Избранные сочинения в пяти томах. Том 5 - страница 30



– В последнее время ты говоришь какими-то загадками, – упрекнул своего клиента и соседа Банквечер.

– Какие тут, Гедалье, загадки? Ведь немцы уже, непрошеные, и в Прагу пожаловали, и Варшава уже больше года в их руках. Почему они не могут прийти к нам? Дороги в Литву не знают? Так что, как пораскинешь мозгами, лавочником и портным лучше всего быть не в Литве, а в Америке.

Реб Гедалье побаивался Хацкеля Брегмана, его «Еврейских новостей» с их ужасными предсказаниями.
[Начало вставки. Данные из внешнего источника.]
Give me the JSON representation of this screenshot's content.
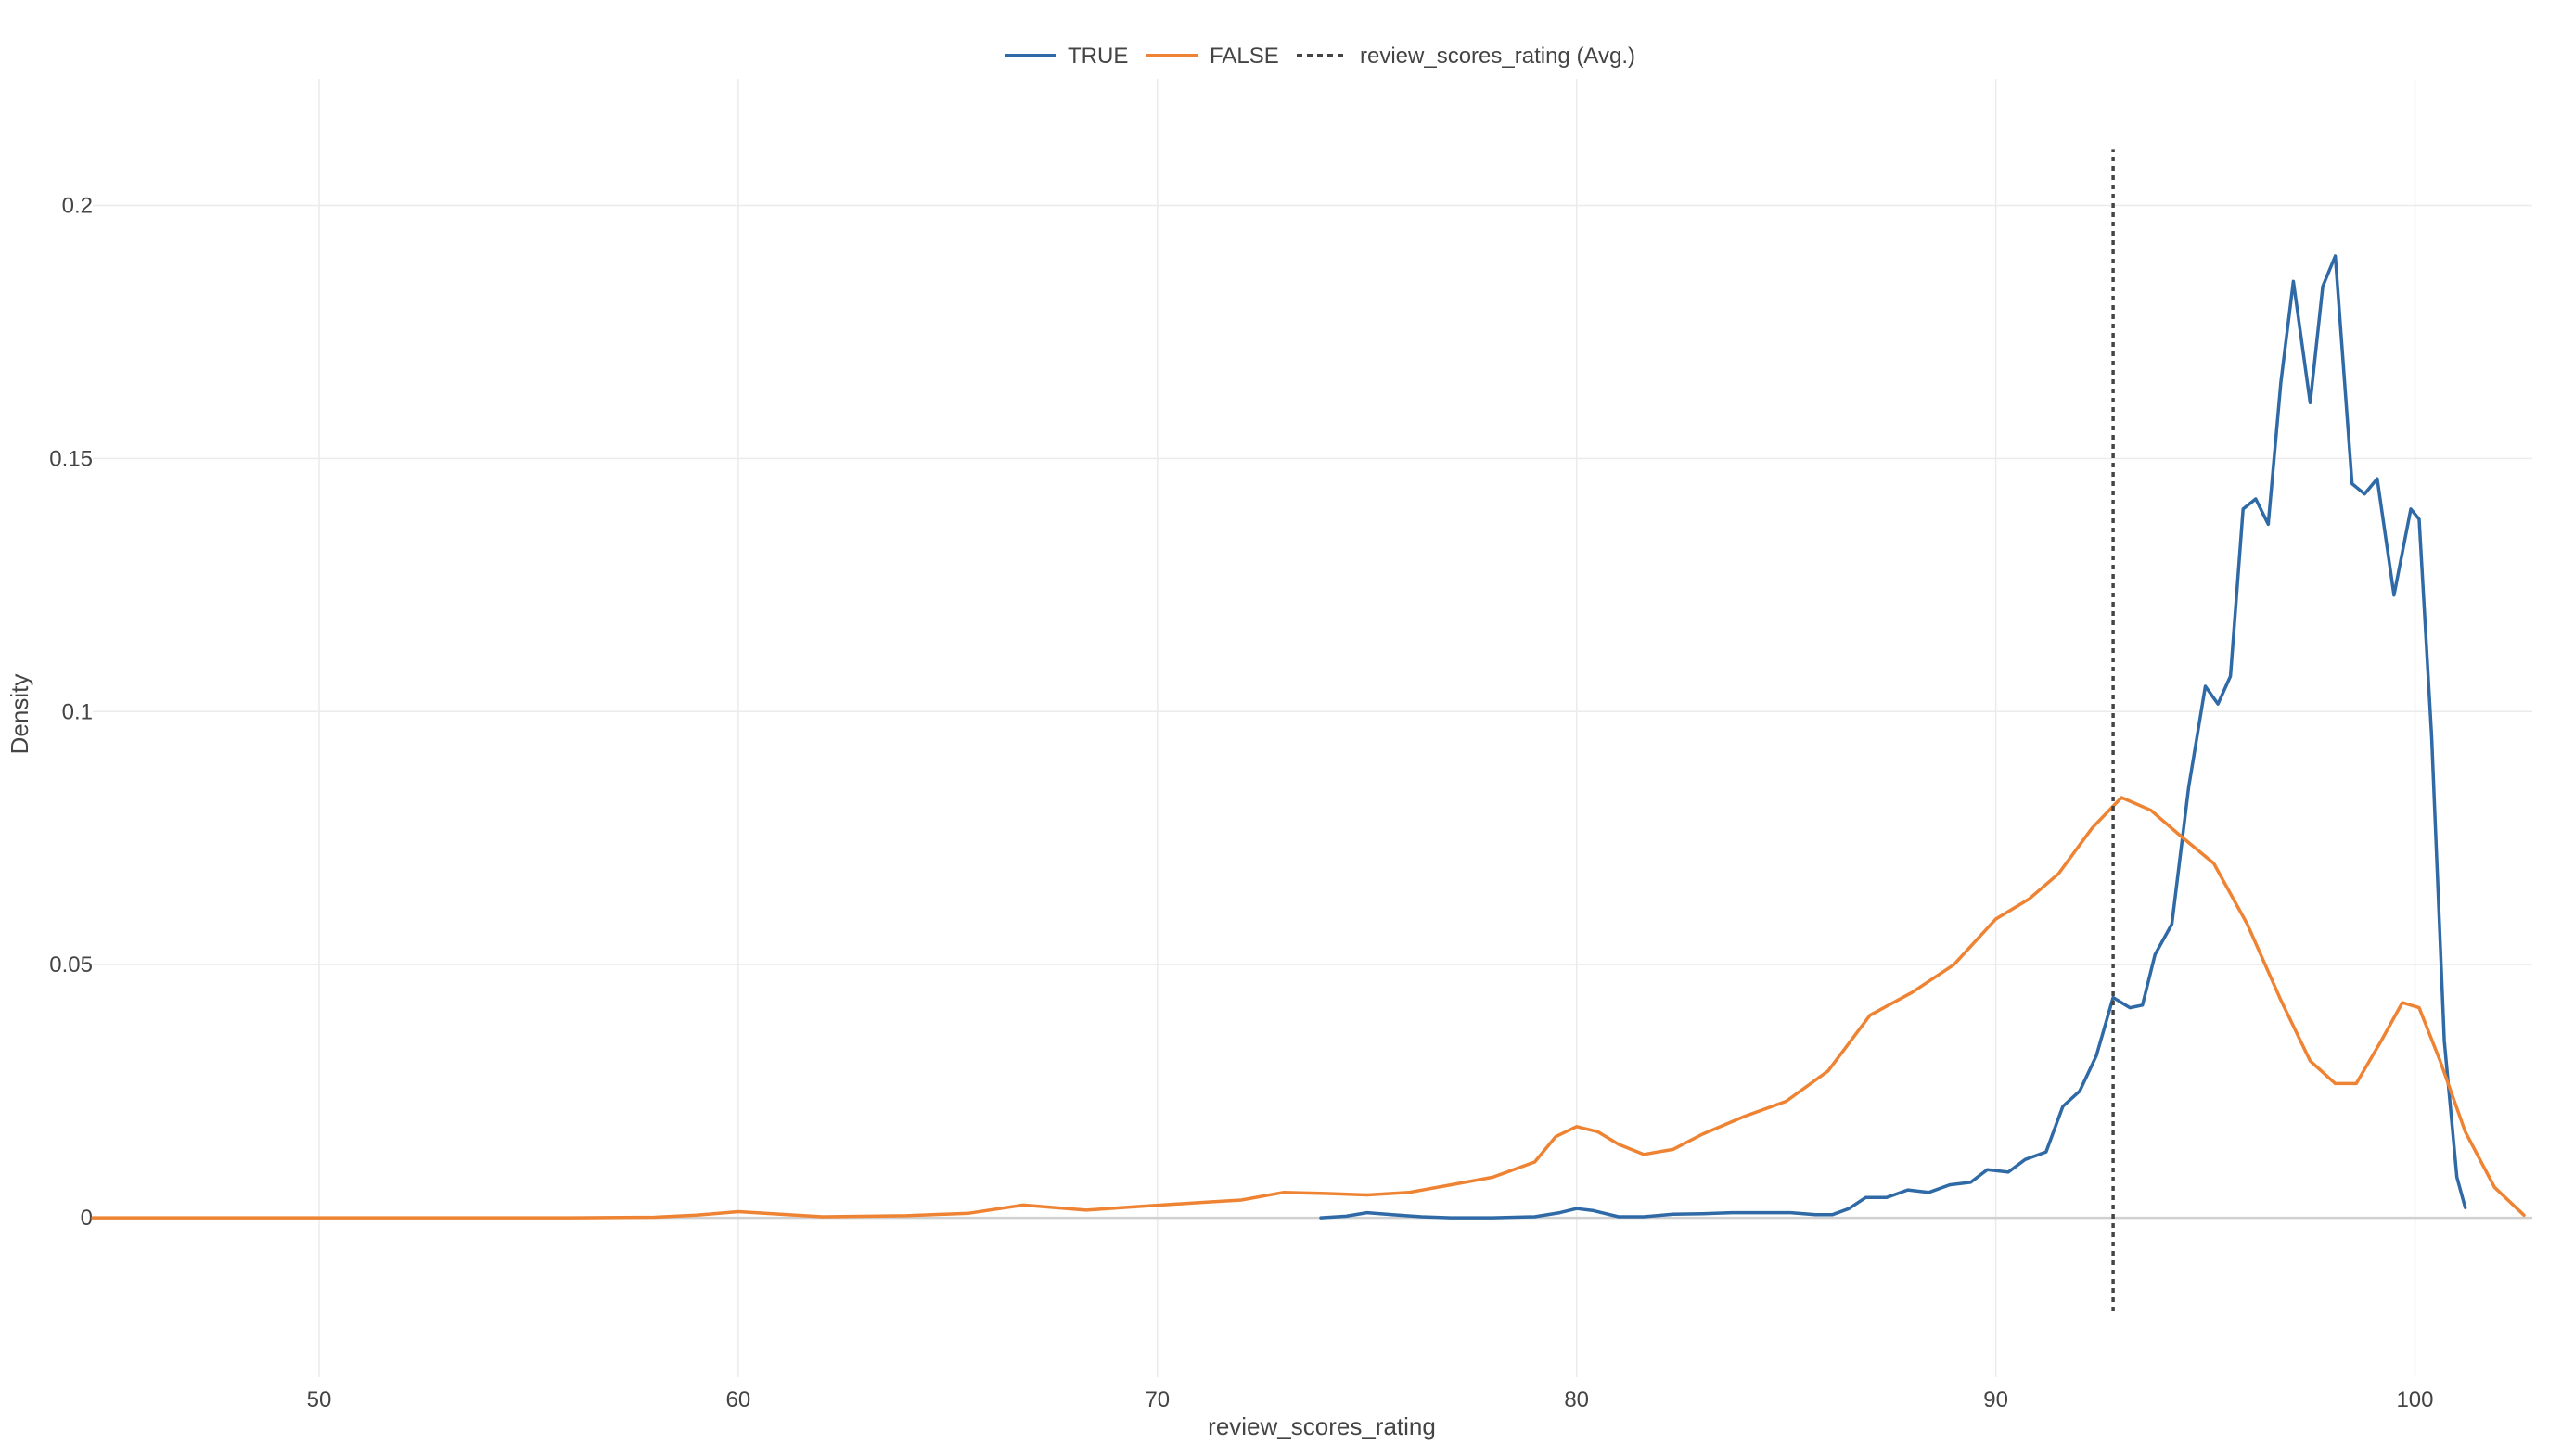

Придет и непременно испортит настроение: тут синагогу подожгли; там еврейский банк среди бела дня ограбили; в Польше евреев, как скот, в загон загоняют; в Америке ураган; в Турции землетрясение; в Бразилии мост рухнул, погибло больше ста двадцати человек. Сто двадцать человек!..

– Хацкель, друг мой, – умолял, бывало, своего постоянного клиента реб Гедалье, – какое нам дело до моста в Бразилии или до землетрясения в Турции?

– Как – какое дело? А ты уверен, что тамошние евреи, твои кровные братья, по этому мосту не ходят, а пролетают над ним, как птицы, и что в Турции земля только под ногами турков трясется?

Банквечер отмахивался от дурных вестей Брегмана, как норовистая лошадь от слепней, но выслушивал их не только потому, что жалел бездетного Хацкеля, который и жену похоронил, и сам еле дышит, а еще и потому, что некоторые его пророчества, как ни печально, время от времени сбывались. Правда, в такую чушь, что в Литву придут немцы, реб Гедалье отказывался верить. Ведь Гитлер и Сталин – лучшие друзья. Не верил Банквечер и в то, что в Америке быть портным лучше, чем где-либо в другом месте. Лавочником – может быть. Но портным? Хорошему портному везде хорошо, а плохому и в раю плохо.

Неожиданная болезнь жены выбила из головы реб Гедалье и немцев, и русских, все Турции и Бразилии, все ураганы и землетрясения и начинила душу саднящей, пороховой тревогой. Шутка ли – спустилась женщина в погреб за квашеной капустой и ни с того ни с сего, потеряв сознание, рухнула на деревянные ступеньки покосившейся трескучей лестницы. Доктор Пакельчик, целитель всех мишкинских евреев, внимательно осмотрел свою давнюю пациентку и, не взяв за визит ни копейки, посоветовал срочно отвезти ее в Каунас, в Еврейскую больницу. Банквечер и беременная Рейзл, не теряя времени, собрались и на рейсовом автобусе вместе с Пниной туда и отправились. На самом въезде в город Пнине снова стало плохо – она вдруг вся обмякла и, не подхвати ее реб Гедалье и не прислони к спинке сиденья, грохнулась бы на пол. В Еврейскую больницу родичи привезли ее уже мертвую.

Весь остаток пути до больницы Гедалье просидел рядом с покойной, как сиживал по-семейному десятки лет подряд за обеденным столом или в Песах за праздничной трапезой, крепко, как в молодости, держа Пнину за руку и прикасаясь боком к ее безжизненному телу. Он что-то невнятно и хрипло бормотал, изредка неуклюже вытирая левой рукой катившиеся по небритым щекам слезы, которые застревали в жесткой, замороженной сединой щетине и весело и ярко посверкивали в лучах летнего солнца; автобус подбрасывало на ухабах и рытвинах, и Пнина в черном, как аистово гнездо, парике слегка покачивалась и склоняла на широкое и надежное плечо мужа голову, и со стороны могло показаться, что она шепотом пытается сказать ему что-то важное. На противоположном сиденье в невыносимой близости от покойницы коченела от ужаса немотствующая Рейзл, успокоительными движениями поглаживая ворочавшийся в животе плод; отец косился на нее и глухо упрашивал, чтобы ради будущего ребенка дочь пересела на другое сиденье, подальше от трупа матери. Рейзл машинально и обреченно кивала, вытирала слезы, но никуда с места не двигалась.